Microsoft's efforts to put guardrails around Copilot didn't work, because they only went in place after the AI completed its "thinking" phase. And the thinking phase is typically when it visits and scrapes websites.
- ATTACKS: FortiBleed: 75,000 Fortinet Firewalls Compromised: Global Enterprises Exposed – Claim Your Ethical Disclosure
Not sure if "vulnerabilities" or "attacks" was the right category for this - lots of talk about using stolen creds, but that's a bit hard to believe with THIS many compromised devices.
- REPORTS: The Broken Physics of Remediation (from Qualys)
"The mandate is clear. We must match autonomous offense with autonomous defense. This requires a foundational architectural shift away from reactive human triage and toward a Risk Operations Center (ROC) that fuses embedded intelligence, deterministic confirmation of actual exploitability, and autonomous remediation into a single operational loop."
You know why autonomous defense has never worked? Because, for defenders, breaking things comes with an enormous financial and personal cost that no one is willing to pay.
Some really useful data in this report. The chart on page 15 is worth pondering for a bit.
The executive summary got me fired up, but later on, the report is saying exactly what I say in my vuln mgmt advisory calls - mitigations suddenly become very important when you know you have no chance of patching in time.
"Risk mass" is an interesting concept - measuring vulnerability risk in number of days exposed, multiplied by how many instances of the vuln exist in your environment. e.g. one vuln on 5 hosts that doesn't get fixed for 30 days has 150 days of risk mass. This is adjacent to what I refer to as "vulnerability body counts" - the number of breaches a vulnerability has caused.

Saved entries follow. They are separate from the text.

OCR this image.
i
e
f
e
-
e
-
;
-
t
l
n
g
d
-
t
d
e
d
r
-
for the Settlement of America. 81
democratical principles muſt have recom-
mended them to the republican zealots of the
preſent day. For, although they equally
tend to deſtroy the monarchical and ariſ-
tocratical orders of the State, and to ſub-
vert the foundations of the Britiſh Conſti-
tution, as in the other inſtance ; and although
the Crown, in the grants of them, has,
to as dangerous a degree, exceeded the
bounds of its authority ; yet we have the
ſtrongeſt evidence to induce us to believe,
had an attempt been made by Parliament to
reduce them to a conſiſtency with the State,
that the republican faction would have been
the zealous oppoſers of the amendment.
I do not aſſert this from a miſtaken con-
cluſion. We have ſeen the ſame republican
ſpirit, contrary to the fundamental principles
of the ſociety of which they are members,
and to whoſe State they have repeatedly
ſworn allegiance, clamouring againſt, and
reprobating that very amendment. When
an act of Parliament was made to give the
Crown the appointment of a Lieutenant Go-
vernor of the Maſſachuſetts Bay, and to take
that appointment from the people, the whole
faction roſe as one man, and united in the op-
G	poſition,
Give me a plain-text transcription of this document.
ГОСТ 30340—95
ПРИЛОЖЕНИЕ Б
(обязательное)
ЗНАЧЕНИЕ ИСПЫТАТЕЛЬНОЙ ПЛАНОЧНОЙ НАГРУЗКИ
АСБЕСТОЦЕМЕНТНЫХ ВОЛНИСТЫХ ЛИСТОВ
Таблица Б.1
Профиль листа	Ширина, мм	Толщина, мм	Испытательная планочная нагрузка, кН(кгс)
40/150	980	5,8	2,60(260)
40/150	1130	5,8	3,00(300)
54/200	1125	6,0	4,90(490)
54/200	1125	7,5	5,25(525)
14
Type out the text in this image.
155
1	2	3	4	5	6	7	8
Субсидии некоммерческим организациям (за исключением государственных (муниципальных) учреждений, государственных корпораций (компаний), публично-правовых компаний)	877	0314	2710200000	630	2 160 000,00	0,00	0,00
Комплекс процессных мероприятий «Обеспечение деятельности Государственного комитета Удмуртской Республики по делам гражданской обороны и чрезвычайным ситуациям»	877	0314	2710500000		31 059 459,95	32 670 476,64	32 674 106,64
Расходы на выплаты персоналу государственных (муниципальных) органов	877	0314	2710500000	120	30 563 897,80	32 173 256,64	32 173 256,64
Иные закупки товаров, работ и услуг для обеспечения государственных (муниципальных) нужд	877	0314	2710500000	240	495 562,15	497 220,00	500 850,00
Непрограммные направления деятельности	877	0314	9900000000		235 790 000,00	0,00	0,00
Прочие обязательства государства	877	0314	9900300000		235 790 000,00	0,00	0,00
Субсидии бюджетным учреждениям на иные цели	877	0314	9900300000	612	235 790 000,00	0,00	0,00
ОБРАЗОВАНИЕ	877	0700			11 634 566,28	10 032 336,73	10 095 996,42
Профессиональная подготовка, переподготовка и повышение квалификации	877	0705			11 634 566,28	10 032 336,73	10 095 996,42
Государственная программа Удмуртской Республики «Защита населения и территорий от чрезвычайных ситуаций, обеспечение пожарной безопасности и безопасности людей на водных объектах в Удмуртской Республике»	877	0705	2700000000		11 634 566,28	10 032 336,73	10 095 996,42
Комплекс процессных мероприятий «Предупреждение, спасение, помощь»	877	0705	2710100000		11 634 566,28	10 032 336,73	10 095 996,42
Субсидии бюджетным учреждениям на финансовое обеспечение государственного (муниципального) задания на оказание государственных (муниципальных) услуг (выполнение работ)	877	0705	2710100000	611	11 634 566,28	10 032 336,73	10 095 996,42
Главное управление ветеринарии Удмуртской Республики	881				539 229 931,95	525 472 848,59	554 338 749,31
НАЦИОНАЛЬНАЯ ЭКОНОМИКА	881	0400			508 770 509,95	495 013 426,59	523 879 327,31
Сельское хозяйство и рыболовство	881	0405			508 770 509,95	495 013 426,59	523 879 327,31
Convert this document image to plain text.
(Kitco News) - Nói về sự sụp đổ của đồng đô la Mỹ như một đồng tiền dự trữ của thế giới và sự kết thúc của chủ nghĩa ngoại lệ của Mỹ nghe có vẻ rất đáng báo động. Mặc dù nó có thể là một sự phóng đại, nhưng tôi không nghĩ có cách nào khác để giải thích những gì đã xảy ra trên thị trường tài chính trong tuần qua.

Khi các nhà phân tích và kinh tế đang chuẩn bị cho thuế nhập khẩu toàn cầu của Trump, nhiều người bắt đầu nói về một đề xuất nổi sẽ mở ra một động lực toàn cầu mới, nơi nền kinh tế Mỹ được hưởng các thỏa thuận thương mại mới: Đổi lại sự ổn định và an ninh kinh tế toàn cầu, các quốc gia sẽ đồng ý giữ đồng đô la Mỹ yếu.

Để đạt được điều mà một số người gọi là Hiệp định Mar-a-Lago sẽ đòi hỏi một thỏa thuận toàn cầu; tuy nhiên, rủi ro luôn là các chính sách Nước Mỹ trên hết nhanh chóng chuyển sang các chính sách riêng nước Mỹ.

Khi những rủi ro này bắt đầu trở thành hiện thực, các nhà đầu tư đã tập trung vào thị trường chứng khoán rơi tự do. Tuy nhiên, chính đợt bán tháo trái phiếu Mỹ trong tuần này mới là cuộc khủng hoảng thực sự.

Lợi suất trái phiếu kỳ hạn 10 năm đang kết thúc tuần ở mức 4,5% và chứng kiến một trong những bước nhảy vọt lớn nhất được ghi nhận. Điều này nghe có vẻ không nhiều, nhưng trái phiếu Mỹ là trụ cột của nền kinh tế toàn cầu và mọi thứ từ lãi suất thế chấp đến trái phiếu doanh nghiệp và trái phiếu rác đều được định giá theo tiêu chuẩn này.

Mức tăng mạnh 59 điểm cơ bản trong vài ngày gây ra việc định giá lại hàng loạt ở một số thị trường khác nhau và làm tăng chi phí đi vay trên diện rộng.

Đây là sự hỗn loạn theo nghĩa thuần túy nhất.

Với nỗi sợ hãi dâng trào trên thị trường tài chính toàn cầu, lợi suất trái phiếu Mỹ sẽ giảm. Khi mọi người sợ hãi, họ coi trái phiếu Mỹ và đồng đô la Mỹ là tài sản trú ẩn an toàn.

- IDEAS: Using Guardrails to Frustrate Analysis (MalwareTech via LinkedIn)
One of the biggest shortcomings of LLMs is their insistence on following instructions, regardless of where they come from and what their intent is. We're already discussing two cases this week where things ended badly because of prompt injection: Microsoft Copilot and Instagram's support service.
In this case, Marcus Hutchins hypothesizes that LLM-based defenses could be foiled by simply triggering built-in guardrails, which could force an LLM to abandon its task.
- SQUIRREL: s0xDk/ghostty-blackhole
Ghostty Blackhole puts a real, ray-traced black hole inside your terminal. It grows as Claude Code's context window fills up, live. A fresh session is a quiet hole in the corner. A full one swallows half your screen. You'll always see /compact coming.